Hi I am trying to analyze a function

int countBit(uint32_t n) {
    n = (n & 0x55555555) + ((n & 0xAAAAAAAA) >> 1);
    n = (n & 0xC30C30C3) + ((n & 0x0C30C30C) >> 2) + ((n & 0x30C30C30) >> 4);
    return n % 63;
}

Now I've already figured out that it counts the number of set bits (originally the function name has been different so it was not obvious.)

I also know that the line

n = (n & 0x55555555) + ((n & 0xAAAAAAAA) >> 1);

gives the number of 1 in subsequent pairs. However after that I am at lost. Individually I know what the code is doing, but I do not know why it does that and what is the idea behind it.

Answer 1

Oh, I haven't seen this one before. It's pretty clever, although I wonder how fast the modulus is compared to more bit twiddling.
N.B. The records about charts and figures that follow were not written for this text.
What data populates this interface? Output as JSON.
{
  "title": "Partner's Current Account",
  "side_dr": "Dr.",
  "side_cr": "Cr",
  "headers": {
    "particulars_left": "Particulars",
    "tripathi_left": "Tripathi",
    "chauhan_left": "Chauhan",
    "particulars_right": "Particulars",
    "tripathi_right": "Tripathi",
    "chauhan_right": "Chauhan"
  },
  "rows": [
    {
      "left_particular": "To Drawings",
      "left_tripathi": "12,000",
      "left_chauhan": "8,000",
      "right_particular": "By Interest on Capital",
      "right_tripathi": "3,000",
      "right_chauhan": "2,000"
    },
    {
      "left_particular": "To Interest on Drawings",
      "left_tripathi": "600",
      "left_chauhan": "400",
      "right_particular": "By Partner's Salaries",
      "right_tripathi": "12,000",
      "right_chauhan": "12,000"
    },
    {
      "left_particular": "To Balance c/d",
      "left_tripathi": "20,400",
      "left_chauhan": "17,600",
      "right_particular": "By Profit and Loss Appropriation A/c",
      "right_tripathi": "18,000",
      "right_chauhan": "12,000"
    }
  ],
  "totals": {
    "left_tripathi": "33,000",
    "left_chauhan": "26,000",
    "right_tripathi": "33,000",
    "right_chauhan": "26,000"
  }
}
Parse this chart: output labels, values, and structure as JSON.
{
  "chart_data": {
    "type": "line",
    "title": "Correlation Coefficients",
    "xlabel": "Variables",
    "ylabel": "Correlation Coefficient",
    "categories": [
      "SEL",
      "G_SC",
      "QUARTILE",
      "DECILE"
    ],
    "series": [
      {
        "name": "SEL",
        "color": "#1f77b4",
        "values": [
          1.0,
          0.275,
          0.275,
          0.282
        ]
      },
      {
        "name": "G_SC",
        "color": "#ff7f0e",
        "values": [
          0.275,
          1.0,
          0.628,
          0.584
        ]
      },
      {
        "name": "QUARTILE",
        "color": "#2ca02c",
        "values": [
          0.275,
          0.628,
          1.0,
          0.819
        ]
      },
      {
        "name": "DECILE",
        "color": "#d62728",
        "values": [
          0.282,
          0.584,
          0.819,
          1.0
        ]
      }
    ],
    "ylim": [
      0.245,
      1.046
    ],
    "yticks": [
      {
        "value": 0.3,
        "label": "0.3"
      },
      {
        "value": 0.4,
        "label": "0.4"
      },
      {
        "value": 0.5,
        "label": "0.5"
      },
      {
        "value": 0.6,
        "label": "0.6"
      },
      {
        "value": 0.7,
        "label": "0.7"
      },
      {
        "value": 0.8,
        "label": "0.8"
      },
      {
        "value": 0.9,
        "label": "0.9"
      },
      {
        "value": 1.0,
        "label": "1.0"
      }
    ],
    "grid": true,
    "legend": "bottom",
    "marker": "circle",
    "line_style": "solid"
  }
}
Anyway, after n = (n & 0x55555555) + ((n & 0xAAAAAAAA) >> 1), we have 16 2-bit counts.

(n & 0xC30C30C3) isolates the 6 counts that are shifted by multiples of 6 bits, i.e., multiplied by multiples of 64. Since 64%63 = 1, taking the modulus mod 63 will add all of these together. + ((n & 0x0C30C30C) >> 2) isolates the counts that are shifted by 6k+2 bits, and adds them to the above. + ((n & 0x30C30C30) >> 4) does the same for counts that are shifted by 6k+4 bits. After those additions we have 6 5-bit counters that the %63 can add together all at once.